Huawei Ascend G312
- First released: Q3 2012
- Availability by region: Q4 2012
- Discontinued: Yes
- Predecessor: Huawei Ascend G300
- Successor: Huawei Ascend G330
- Color: Black
- Dimensions: 122.5 x 62.5 x 10.5 mm (4.82 x 2.46 x 0.41 in)
- Weight: 4.94 oz (140 g)
- Operating system: Android 4.0 (Ice Cream Sandwich)
- CPU: 1.4 GHz
- Memory: 1GB RAM
- Storage: 4GB (2GB user available)
- Removable storage: microSDHC (dedicated slot)
- SIM: Mini-SIM
- Battery: Li-Ion 1500 mAh, removable
- Rear camera: 5 MP, AF with LED flash
- Front camera: VGA
- Display: TFT, 256K colors, 4.0 inches, 45.5 cm² (~59.5% screen-to-body ratio), 480 x 800 pixels, 5:3 ratio (~233 ppi density)

= Huawei Ascend G312 =

Budget smartphone

The Huawei Ascend G312 was a mid-range budget smartphone released by Huawei in Q4 2012 (October–December 2012) and was announced in Q3 2012 (July–September 2012). It was part of Huawei's "Ascend G" series, which aimed to offer a balance of functionality, design, and affordability.
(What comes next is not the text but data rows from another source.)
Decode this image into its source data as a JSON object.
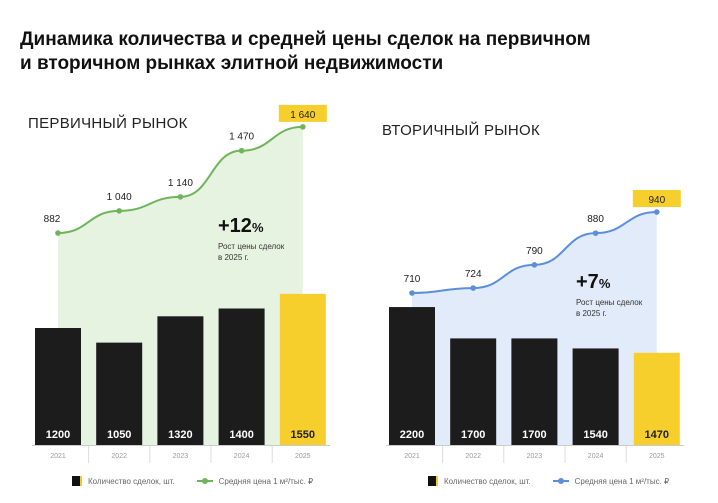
{
  "title_line1": "Динамика количества и средней цены сделок на первичном",
  "title_line2": "и вторичном рынках элитной недвижимости",
  "colors": {
    "bar": "#1c1c1c",
    "bar_highlight": "#f7cf2c",
    "primary_line": "#6db55b",
    "primary_fill": "#e3f1dc",
    "secondary_line": "#5b8fdc",
    "secondary_fill": "#dde7f8"
  },
  "chart_data": [
    {
      "type": "bar+line",
      "title": "ПЕРВИЧНЫЙ РЫНОК",
      "categories": [
        "2021",
        "2022",
        "2023",
        "2024",
        "2025"
      ],
      "series": [
        {
          "name": "Количество сделок, шт.",
          "type": "bar",
          "values": [
            1200,
            1050,
            1320,
            1400,
            1550
          ]
        },
        {
          "name": "Средняя цена 1 м²/тыс. ₽",
          "type": "line",
          "values": [
            882,
            1040,
            1140,
            1470,
            1640
          ],
          "labels": [
            "882",
            "1 040",
            "1 140",
            "1 470",
            "1 640"
          ]
        }
      ],
      "annotation": {
        "value": "+12",
        "unit": "%",
        "text1": "Рост цены сделок",
        "text2": "в 2025 г."
      }
    },
    {
      "type": "bar+line",
      "title": "ВТОРИЧНЫЙ РЫНОК",
      "categories": [
        "2021",
        "2022",
        "2023",
        "2024",
        "2025"
      ],
      "series": [
        {
          "name": "Количество сделок, шт.",
          "type": "bar",
          "values": [
            2200,
            1700,
            1700,
            1540,
            1470
          ]
        },
        {
          "name": "Средняя цена 1 м²/тыс. ₽",
          "type": "line",
          "values": [
            710,
            724,
            790,
            880,
            940
          ],
          "labels": [
            "710",
            "724",
            "790",
            "880",
            "940"
          ]
        }
      ],
      "annotation": {
        "value": "+7",
        "unit": "%",
        "text1": "Рост цены сделок",
        "text2": "в 2025 г."
      }
    }
  ]
}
Some variations or prototypes were also noted to potentially feature a "QWERTY" keypad that slid out from beneath the display, a feature often associated with T-Mobile's MyTouch series, where it was speculated to be termed "MyTouch Buddy". However, the most widely documented version, does not mention a physical keyboard.